Всю эту велеречивую ахинею Стефан перевел в область жизненных реалий так: Константин не окажет существенного сопротивления в привлечении его имени к общему делу, но он смертельно и не без основания напуган возможной расплатой в случае провала предприятия и потому со своей стороны никаких конкретных действий ни за что не допустит. И все же то обстоятельство, что на если и не подлинную искренность, то весьма напоминающую ее явленную заинтересованность получил он столь прохладный ответ (едва ли не отповедь) раздосадовало Стефана.
– А ты никогда не задумывался, почему мы называем Бога жидовским именем? Но еще того смешней называть себя израильтянами и сынами Авраама, – вдруг ни с того ни с сего со злобой бросил он.
Несмотря на многолетнюю тренировку лицевых мускулов, на физиономии Константина мелькнуло выражение оторопи, которое он спешно перестроил в мину суровости, но, быстро оценив ее неуместность, тут же заменил на маску сострадательного ментора:
– Ибо и иудеи требуют чудес, и эллины ищут мудрости.

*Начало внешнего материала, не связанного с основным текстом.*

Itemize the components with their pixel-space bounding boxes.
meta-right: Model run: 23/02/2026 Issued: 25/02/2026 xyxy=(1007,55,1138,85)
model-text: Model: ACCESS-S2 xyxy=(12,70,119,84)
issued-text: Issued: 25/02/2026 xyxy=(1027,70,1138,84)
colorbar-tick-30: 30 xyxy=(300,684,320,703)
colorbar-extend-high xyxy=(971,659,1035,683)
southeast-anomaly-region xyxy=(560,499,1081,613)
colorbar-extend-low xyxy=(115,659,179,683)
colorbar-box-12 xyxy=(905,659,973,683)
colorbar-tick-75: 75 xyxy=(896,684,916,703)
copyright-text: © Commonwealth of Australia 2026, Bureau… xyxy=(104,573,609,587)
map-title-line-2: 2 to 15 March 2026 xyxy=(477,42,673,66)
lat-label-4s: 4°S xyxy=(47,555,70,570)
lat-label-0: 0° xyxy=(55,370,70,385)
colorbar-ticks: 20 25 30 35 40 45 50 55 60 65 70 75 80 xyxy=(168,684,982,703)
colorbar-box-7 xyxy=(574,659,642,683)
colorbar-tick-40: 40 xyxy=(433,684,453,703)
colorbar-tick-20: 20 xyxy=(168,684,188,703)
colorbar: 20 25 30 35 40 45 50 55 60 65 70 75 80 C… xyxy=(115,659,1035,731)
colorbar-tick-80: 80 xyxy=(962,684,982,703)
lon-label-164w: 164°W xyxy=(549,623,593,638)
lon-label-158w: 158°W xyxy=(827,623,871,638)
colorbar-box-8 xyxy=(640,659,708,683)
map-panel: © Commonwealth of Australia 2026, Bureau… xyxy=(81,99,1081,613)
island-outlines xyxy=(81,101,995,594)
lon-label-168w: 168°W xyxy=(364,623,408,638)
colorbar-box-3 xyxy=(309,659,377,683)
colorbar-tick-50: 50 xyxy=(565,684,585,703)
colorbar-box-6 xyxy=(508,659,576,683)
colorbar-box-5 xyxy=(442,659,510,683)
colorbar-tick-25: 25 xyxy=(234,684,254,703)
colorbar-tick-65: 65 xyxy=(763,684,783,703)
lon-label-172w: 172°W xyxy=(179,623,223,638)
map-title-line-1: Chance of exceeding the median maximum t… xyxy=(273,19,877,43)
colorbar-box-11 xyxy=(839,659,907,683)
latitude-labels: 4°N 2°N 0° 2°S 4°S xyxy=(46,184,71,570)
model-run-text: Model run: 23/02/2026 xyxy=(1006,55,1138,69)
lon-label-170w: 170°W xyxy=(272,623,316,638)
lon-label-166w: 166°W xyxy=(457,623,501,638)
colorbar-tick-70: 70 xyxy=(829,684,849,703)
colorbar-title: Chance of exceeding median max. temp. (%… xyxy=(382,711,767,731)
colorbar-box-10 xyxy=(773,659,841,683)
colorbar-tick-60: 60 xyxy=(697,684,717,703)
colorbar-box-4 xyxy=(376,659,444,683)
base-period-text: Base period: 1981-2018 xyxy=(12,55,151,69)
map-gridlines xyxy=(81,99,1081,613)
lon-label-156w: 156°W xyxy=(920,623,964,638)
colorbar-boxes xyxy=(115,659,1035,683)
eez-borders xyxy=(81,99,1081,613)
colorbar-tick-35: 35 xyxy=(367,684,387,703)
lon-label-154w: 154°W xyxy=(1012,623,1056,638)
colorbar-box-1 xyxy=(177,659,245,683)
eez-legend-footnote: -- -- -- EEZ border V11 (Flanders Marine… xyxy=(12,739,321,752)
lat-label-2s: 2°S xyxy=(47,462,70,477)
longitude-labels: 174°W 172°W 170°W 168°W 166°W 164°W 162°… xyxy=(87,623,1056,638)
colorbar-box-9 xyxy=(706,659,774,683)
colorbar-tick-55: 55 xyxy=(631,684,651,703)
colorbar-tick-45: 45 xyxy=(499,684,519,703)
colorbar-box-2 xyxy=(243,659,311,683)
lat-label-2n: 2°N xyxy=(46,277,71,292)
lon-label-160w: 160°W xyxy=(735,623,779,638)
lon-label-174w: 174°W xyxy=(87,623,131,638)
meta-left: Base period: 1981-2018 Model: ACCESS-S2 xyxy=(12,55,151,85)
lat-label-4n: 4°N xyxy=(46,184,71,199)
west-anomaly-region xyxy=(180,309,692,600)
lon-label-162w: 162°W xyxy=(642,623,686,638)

– Послание апостола Павла…
– К коринфянам.
– Глава пятая…
– Глава первая. Стих двадцать второй.
– Угу, – криво оскалился Стефан.
– А что?
– Ничего. Вон тебя Елена зовет.
Константин обернулся, – с трибуны по ту сторону ипподрома ему махала краем наброшенного на голову покрывала жена. А кто это прощаясь раскланивается с ней? Ну конечно же это Василий Ноф – по-дворцовому набожный, по-дворцовому ригористичный и по-настоящему алчный и скаредный дворцовый евнух (внебрачный сын все того же треклятого многоликого Романа), появление которого в любом деле всегда было верным свидетельством того, что затевается новая каверза, и ее цветение неизбежно.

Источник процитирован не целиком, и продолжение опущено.